Dix ans après "l'Homosexuel ou la Difficulté de s'exprimer", le metteur en scène Jean‑Michel Rabeux revient à l’univers déjanté de Copi. Une réussite saluée par un public
enthousiaste.
En Alaska, deux sœurs jumelles venues chercher de l’or se
disputent et s’insultent à qui mieux mieux. Dehors, les chiens affamés
menacent. Sans raison apparente, Maria pointe son couteau
et blesse Leila. Toutes deux se rassurent machinalement à coups de
prise d’héroïne, de cocaïne ou de camphre. Soudain, deux autres sœurs
jumelles débarquent, hargneuses et imprévisibles.
Un coup de feu éclate. Une première jumelle meurt, puis
ressuscite.
Dès lors, un ballet infernal commence. Les jumelles ne cessent de
mourir pour mieux revenir à la vie et à leur obsession de drogues et
d’argent. Dans cet Alaska d’opérette, tout se joue et se
déjoue, se répète et s’emmêle dans une joie furieuse et sanglante.

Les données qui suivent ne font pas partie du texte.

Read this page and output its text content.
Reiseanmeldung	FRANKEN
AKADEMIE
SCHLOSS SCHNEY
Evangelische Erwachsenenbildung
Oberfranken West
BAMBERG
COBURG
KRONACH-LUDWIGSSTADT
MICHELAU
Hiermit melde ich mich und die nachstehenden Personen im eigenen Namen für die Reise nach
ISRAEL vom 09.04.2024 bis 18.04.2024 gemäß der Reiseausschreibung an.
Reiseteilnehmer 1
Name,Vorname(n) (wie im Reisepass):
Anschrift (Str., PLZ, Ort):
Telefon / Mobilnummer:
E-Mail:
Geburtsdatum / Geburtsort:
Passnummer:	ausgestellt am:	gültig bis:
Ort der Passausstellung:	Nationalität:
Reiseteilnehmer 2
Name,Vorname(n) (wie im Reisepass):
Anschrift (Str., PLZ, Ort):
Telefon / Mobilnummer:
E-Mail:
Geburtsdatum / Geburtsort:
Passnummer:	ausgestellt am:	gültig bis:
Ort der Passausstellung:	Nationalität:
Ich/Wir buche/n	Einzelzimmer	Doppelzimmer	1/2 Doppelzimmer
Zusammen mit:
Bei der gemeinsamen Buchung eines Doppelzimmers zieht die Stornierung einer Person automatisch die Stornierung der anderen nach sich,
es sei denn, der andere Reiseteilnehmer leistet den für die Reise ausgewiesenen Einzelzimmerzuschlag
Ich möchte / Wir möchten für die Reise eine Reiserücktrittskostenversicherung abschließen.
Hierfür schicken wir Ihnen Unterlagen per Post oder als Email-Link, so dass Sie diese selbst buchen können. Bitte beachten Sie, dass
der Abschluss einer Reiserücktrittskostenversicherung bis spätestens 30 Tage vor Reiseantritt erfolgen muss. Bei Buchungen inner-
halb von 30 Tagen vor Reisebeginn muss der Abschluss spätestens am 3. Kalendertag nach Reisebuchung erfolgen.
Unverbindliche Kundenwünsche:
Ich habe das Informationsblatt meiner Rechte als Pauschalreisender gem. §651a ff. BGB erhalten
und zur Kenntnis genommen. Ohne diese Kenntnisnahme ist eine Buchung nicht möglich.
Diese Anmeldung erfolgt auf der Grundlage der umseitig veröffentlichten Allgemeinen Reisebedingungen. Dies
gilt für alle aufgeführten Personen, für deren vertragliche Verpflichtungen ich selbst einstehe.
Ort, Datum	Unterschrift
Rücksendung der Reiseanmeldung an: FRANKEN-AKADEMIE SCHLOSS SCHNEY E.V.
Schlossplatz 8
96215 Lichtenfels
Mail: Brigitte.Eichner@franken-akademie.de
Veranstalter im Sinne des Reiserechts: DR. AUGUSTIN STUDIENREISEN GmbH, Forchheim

Dans un tourbillon implacable d’excès et d’outrance, les répliques
fusent, toujours plus cinglantes au gré des faux
rebondissements.
Dans cette œuvre écrite en 1973, l’Argentin Copi s’amuse à
dynamiter les codes, les faux‑semblants et les certitudes trop vite
établies. Le hors‑norme devient ici la norme, l’étrange
délicieusement familier. Les jumelles, avec leurs robes diaphanes
et leurs maquillages blafards de clown désabusé, semblent
interchangeables. Et l’on en vient à se demander si ces
quatre personnages n’en font pas qu’un seul, telles de multiples
identités s’affrontant dans une danse de mort sans fin. L’espoir
n’est‑il pas ainsi d’échapper à soi‑même et de fuir,
enfin, ailleurs ?
Le spectateur au centre de la farce
D’une efficace sobriété, la mise en scène de Jean‑Michel Rabeux
choisit de placer les spectateurs au plus prêt des comédiens au moyen
d’une scénographie qui rappelle celle
utilisée par Laurent Fréchuret à Sartrouville. On entre en effet dans
une petite arène intime, dépourvue de la moindre couleur. En son centre,
une énorme boule blanche
écrase toute la scène et se soulève, dévoilant peu à peu
deux premières jumelles sorties de nulle part.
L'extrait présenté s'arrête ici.